We see something like this pattern in “Sparks of Artificial General Intelligence,”[1] an unreviewed report on studies of GPT-4 by employees of Microsoft Research. While the surface rhetoric of the paper is positive, enthusiastically declaring that GPT-4 “attains a form of general intelligence,” the authors ultimately stress its “lack of planning, working memory, ability to backtrack, and reasoning abilities.” Crucially, the upshot of the paper is to revise the definition of intelligence to incorporate intuitively relevant capacities manifestly absent from GPT-4’s behavior.
Schematically, the “Sparks” analysis takes the following form:
- The authors begin with a vague definition of intelligence: “broad capabilities…, including reasoning, planning, and the ability to learn from experience…at or above human-level.”
- Instead of a formal evaluation, the authors pursue a “subjective and informal approach,” confident that whatever intelligence is, like Justice Stewart, they know it when they see it.
- After an exhaustive examination of GPT-4, the authors conclude that it is not really intelligent (framed with a positive twist by the “sparks” qualifier).
- They then identify characteristics of intelligence that are not part of the working definition, such as the ability to recognize fabrications or inconsistent reasoning.
When compared to the apophatic method there are similarities. In particular, success at satisfying an existing criterion for intelligence is not deemed adequate for intelligence itself. Rather, it invites the modelers to formally specify further, intuitively intelligence-relevant behaviors and demand that future models instantiate these as well.
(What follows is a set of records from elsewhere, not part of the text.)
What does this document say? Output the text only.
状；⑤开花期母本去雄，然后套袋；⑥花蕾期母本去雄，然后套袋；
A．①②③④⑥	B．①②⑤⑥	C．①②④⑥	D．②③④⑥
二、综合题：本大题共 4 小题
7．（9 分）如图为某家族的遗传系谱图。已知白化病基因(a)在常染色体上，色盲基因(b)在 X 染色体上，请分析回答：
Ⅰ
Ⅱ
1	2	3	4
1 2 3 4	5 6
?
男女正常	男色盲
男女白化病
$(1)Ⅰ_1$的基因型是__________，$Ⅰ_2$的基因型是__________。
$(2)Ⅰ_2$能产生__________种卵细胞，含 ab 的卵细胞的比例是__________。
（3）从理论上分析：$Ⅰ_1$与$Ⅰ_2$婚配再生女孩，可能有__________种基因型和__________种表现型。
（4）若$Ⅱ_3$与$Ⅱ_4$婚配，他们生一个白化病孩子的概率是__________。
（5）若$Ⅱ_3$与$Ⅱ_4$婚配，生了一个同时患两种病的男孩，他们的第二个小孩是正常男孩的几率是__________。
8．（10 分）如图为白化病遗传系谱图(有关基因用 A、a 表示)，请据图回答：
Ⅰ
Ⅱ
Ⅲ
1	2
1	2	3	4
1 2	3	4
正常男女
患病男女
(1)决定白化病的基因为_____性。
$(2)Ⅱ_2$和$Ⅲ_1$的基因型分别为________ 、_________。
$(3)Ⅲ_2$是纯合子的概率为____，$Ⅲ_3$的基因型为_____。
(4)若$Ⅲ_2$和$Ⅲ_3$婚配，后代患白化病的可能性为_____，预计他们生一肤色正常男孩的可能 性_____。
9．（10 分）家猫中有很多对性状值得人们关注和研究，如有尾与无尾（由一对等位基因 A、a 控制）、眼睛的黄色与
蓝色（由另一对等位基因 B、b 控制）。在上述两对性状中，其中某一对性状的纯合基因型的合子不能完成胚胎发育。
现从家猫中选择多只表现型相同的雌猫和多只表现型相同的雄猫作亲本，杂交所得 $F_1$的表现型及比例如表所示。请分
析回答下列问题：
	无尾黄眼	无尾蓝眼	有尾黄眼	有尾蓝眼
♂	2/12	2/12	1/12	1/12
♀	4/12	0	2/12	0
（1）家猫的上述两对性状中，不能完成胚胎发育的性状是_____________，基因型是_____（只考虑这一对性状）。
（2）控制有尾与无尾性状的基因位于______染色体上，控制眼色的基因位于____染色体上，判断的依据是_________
One crucial difference between the science of consciousness and AI is a belief that “intelligence” can be operationally defined; that it is, at heart, computational. In contrast, operational definitions of consciousness face a “zombie” objection: any consciousness-indicative behavior can (supposedly) be conceptualized as consciousness-free. For good or ill, the AI community holds out hope for a well-defined pattern of behavior that is “zombie proof,” such that any agent exhibiting it is necessarily and inarguably intelligent.
Each historic success in AI has shown that our definition of intelligence is inadequate, but by constantly shifting the goal posts for success, the field seemingly makes progress. Will the finish line one day be crossed? Whether that consensus can be reached, one thing is clear: it is the naysayers that drive AI models forward into increasing sophistication through the systematic identification of intelligent behavior still found lacking in each successive model.